Güncel

'Erkek egemen sisteme hayır dediğimiz için yargılanıyoruz'

İstanbul Sözleşmesi'ni savunmak için eylem yapan ve işkenceyle gözaltına alınan Ankara Kadın Platformu üyeleri hakim karşısına çıktı.

27 Kasım 2021 Saat: 06:37
Erkek egemen sisteme hayır dediğimiz için yargılanıyoruz
'Erkek egemen sisteme hayır dediğimiz için yargılanıyoruz'

İstanbul Sözleşmesi'ni, haklarını ve hayatlarını savunmanın suç olmadığını kaydeden kadınlar, iktidara ve erkek egemen  sisteme "hayır" dedikleri için yargılandıklarının altını çizdi.

İstanbul Sözleşmesi'ni savundukları için 12 Ağustos 2020'de gözaltına alınan 33 kadın hakkında açılan davanın duruşması Ankara 28. Asliye Ceza Mahkemesi'nde görüldü. Özgürlük İçin Hukukçular Derneği (ÖHD) üyesi avukat Arzu Kurt, Toplumsal Hukuk Grubu'ndan avukat Sevinç Hocaoğulları, Halkevleri Genel Başkanı Nebiye Merttürk ve haberi takip eden Mezopotamya Ajansı (MA) muhabiri Eylem Akdağ'ın da aralarında bulunduğu 33 kadına "2911 sayılı gösteri ve yürüyüş kanununa muhalefet" suçlamasıyla 1 yıl 6 aydan 3 yıla kadar hapis cezası isteniyor.

SALONDAKİ POLİSLER DIŞARI ÇIKARILDI
Kimlik tespitiyle başlayan duruşmaya Uluslararası Af Örgütü temsilcisi, Ankara Barosu Kadın Hakları Merkezi Başkanı Ceren Kalay, çok sayıda avukat ile kadın katıldı. Duruşma salonuna sivil polisler de yerleştirilirken, polislerin salonda bulunmalarına karşı çıkan avukat Hülya Yıldırım, dosyanın tarafı olduklarını belirterek salondan çıkarılmalarını istedi. Mahkeme başkanı, polislerin dosyada taraf olmadıklarını, eylem günü tutulan tutanakta imzalarının olup olmadığını bilmedikleri gerekçesiyle dışarı çıkarılma yönündeki talebin reddine karar verdi. Yıldırım'ın itirazı üzerine mahkeme başkanı, polislere "Tutanakta imzanız var mı?" diye sordu. Bunun üzerine avukatlar polislerin yanıtlamasına izin vermeden, "Dosyanın tarafılar ve tutanağa imza atmadıklarını iddia etmeleri durumunda bile çıkarılması gerekiyor. Burada tanıklar da dinlenecek. Tanıklar üzerinde baskı oluşturabilirler. Diğer yandan bu polis memurlarının talimatı doğrultusunda tutanak tutuluyor. Bu nedenle kesinlikle çıkarılmaları gerekiyor" dedi. Avukatların ısrarı üzerine mahkeme başkanı polislerden salondan çıkmalarını istedi.
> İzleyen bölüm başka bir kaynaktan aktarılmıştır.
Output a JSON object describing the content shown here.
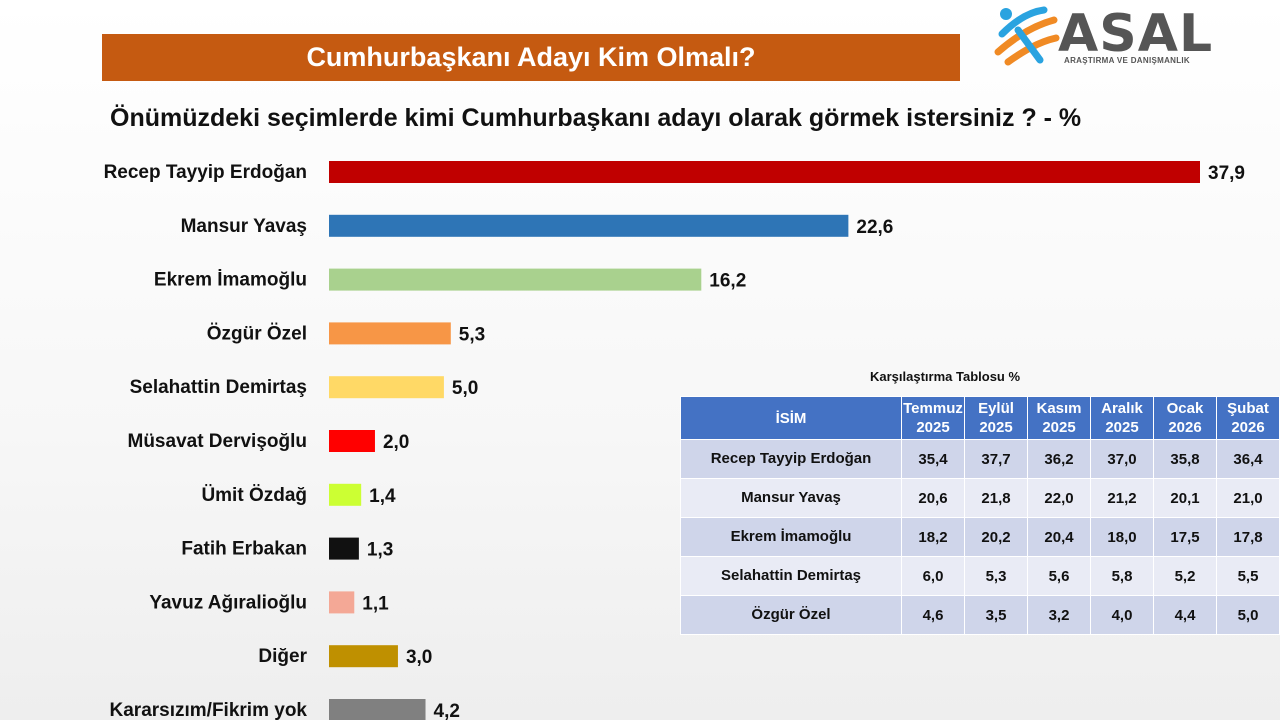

'YARGILANMASI GEREKEN ŞİDDET UYGULAYAN POLİSTİR'
Avukat Sinejan Kurt, iddianamede Ankara Kadın Platformu'nun "yasal kuruluşu olmayan Ankara Kadın Meclisi organizesi" diye geçtiğini hatırlatarak, "Burada açıkça kriminalize edilmeye çalışılıyor. Ama Ankara Kadın Platformu çok eski bir platformdur. Yılda 130 kadının öldürüldüğü Türkiye'de platform da şiddete karşı mücadele eder, içinde kurum, siyasi parti temsilcileri ve bağımsız kadınlar var. Kadına yönelik şiddetle mücadelede yan yana gelme ihtiyacından doğan bir platformdur. Dolayısıyla savcının iddia ettiği gibi yasal olmayan değil tam tersine meşru bir oluşumdur" ifadesinde bulundu. Şiddete karşı anayasal hakkını kullanan kadınların yine şiddete maruz kaldığını ifade eden Kurt, "Burada 33 kadın değil, haklarını uygulamalarına engel olan, darp eden, gözaltına alan kolluk kuvveti olması gerekiyor. Derhal beraat kararının verilmesini istiyoruz" dedi.  

BERAAT İSTEMİ
Ardından söz alan Döndü Kurşunoğlu da, dosyada daha fazla araştırmanın yapılmasına gerek olmadığını, bu durumda müvekkillerinin ifadesi alınmadan derhal beraat kararının verilmesini talep etti. Özensizce hazırlanan iddianamede müvekkillerinin ne suç işlediğine dair bilginin yer almadığını da belirten Kurşunoğlu, "Polisin fezlekesi var ama burada da dava açılmasını gerektirecek bir durum söz konusu değildir" şeklinde konuştu.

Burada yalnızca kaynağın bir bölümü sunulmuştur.